Children who have a secure attachment model have sensitive parents who are able to read their minds and attend to their needs. Such parents do not hold their children responsible for the breaks in connection that occur on a daily basis. They are always willing to repair the breaks, to encourage reconnection. And when they introduce no, calls for attention and limits, they do not focus on behavior and do not devalue the child.
Self-esteem is the affection we feel for ourselves and is the result of the image we have created of ourselves. This image is a reflection of the messages and affection that our caregivers have conveyed to us when we are inexperienced and insecure.
Much is said about the link between attachment and well-being, but what is its relationship with trauma?

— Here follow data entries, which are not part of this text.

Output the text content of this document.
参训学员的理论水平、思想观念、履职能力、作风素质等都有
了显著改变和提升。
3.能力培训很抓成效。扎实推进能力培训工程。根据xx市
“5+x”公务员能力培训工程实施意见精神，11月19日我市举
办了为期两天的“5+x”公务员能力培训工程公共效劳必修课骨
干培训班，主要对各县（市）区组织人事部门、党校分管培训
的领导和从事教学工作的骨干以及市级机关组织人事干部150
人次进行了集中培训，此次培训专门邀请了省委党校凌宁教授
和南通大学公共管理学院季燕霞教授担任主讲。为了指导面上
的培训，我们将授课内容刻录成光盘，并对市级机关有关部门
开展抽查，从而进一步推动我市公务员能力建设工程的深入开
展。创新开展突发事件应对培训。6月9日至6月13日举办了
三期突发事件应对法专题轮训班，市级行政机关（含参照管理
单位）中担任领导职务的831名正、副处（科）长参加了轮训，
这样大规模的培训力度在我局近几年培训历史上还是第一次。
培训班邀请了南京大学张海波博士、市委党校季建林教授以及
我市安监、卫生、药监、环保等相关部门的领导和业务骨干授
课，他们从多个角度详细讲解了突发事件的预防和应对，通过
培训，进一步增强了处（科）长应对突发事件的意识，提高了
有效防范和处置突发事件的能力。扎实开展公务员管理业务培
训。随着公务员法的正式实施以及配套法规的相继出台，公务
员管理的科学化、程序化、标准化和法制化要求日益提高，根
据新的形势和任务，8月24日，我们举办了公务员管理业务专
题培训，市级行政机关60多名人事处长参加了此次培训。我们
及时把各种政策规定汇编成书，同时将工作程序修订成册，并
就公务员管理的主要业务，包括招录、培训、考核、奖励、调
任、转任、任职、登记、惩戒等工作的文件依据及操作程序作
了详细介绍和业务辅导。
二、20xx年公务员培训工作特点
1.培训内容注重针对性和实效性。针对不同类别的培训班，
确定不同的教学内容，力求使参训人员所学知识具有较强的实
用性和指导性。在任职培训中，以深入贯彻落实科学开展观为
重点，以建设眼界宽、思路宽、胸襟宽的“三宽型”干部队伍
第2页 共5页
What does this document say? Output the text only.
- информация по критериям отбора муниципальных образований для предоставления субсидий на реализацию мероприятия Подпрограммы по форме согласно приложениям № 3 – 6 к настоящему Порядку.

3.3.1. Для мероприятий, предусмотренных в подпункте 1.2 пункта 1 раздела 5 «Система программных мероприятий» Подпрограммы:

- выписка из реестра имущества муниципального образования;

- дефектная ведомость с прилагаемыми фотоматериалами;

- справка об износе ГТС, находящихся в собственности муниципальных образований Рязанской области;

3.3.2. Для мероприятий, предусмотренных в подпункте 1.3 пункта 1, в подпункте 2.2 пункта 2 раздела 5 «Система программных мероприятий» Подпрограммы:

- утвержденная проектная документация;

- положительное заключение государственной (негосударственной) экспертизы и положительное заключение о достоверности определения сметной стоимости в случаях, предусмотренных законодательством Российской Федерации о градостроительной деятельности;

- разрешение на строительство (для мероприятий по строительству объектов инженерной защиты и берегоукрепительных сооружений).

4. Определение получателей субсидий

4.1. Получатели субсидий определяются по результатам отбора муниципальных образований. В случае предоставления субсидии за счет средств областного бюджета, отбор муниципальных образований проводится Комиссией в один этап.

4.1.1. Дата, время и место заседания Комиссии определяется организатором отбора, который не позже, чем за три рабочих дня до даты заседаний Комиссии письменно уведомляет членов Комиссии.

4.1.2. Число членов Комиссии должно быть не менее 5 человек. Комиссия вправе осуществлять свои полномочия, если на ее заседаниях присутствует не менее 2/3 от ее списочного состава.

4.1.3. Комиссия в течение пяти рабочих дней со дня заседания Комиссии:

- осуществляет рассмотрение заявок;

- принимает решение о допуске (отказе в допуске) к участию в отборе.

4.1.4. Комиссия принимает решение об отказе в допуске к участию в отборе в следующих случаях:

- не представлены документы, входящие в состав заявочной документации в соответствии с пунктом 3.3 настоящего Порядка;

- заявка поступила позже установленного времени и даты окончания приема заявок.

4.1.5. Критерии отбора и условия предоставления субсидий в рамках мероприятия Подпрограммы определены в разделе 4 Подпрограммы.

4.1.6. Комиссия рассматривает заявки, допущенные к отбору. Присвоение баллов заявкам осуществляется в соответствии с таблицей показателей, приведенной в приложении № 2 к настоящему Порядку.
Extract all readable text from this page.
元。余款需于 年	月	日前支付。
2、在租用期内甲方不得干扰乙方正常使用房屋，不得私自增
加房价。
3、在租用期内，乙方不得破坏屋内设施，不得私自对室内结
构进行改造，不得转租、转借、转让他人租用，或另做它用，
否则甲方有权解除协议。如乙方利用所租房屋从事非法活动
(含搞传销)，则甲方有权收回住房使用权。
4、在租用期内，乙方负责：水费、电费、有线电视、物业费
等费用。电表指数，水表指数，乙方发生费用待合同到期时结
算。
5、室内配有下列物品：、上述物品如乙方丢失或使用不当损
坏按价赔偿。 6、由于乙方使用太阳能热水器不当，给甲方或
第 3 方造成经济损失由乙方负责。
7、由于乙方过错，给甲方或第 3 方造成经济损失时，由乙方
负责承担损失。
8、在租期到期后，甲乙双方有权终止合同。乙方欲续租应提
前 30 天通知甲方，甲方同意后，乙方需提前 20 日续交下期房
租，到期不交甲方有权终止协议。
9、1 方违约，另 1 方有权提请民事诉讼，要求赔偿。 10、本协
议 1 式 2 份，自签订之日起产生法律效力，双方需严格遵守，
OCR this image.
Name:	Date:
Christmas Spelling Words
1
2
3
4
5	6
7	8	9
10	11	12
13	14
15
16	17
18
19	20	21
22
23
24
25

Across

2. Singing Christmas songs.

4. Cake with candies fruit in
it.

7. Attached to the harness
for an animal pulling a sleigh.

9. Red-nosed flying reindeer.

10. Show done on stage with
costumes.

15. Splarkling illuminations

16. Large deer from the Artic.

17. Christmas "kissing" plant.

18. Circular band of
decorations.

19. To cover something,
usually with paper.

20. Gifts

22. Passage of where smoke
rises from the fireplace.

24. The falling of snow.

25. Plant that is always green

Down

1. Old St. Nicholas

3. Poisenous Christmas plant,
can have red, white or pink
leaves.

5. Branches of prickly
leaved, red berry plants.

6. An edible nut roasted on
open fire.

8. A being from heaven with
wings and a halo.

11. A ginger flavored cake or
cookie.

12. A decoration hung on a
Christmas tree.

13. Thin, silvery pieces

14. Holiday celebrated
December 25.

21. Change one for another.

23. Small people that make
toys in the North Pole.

Attachment and regulation go hand in hand. Our caregivers, as they calm and quiet us, help us regulate ourselves, so that the neuronal systems associated with regulation are formed and these circuits and this super capacity, as I like to call it, are created. This super power is very important when things go wrong.
And the trauma is just that, “something went wrong, very wrong.” If we talk about attachment trauma, the trauma has occurred in the relationship with the caregivers and the regulation has been blown up, we don’t count on it. And if we talk about an external trauma, in a disaster for example, our response, our capacity to recover will depend on my ability to regulate fear, emotions, the ability to trust, to hope that things can go well again. And curiously enough, families who repair and fix their messes, transmit that faith that things have a solution.
A secure attachment has nothing to do with being a super parent. Perfect parents don’t allow their children to grow up. The most desirable characteristic of secure attachment is knowing and being able to repair, not feeling attacked in that unequal power relationship between parents and children.
In what ways can the failure to maintain a positive attachment style during childhood create problems in adulthood?
According to Mary Main, the most important evolutionary function of attachment is the creation of a mental system capable of generating mental representations, especially representations of relationships. Mental representations that include affective and cognitive components and play an active role in guiding behavior. How I see myself, and what I expect from others
These mental representations that we create in childhood, in the interaction with figures of attachment, we project them into future personal and professional relationships and they guide our interaction with others
It seems that EMDR therapy and Neurofeedback work very well in these cases. Why?
In Vitaliza we have been combining both therapies for more than 14 years, especially when there have been very early traumatic experiences, whether they are of attachment or not, or when our system has been blown up due to the overload of chronic stress maintained over a long period of time. Both interventions lead to improvement in many ways.
Neurofeddback will help us improve our capacity for emotional regulation, and this increased regulation allows us to process the trauma. Having a greater regulatory capacity facilitates and shortens the duration of the stabilization phase required to process the trauma, and allows us to process through EMDR the traumatic situations that are activated by triggers in the present.
What advice would you give to parents who are concerned about their children’s parenting style? How can they be more likely to maintain the optimal balance between protection and freedom?
Most parents want to foster the best possible relationship with their children, and if they don’t do better, it’s usually because they lack knowledge and time. The lack of time and the stress that families carry nowadays are incompatible with a secure attachment, where time stops and the center of attention is not only the baby but also the child. Babies, boys and girls need and require full attention not divided with the mobile or smartphone.
We need to look at our children face to face, feel them, play with them, encourage interactions, play, laugh, tell them stories, free them from extracurricular activities and spend time, as much as we can with them. Let them not spend more time with multiple screens than with us, there is no computer that sits and smiles at you.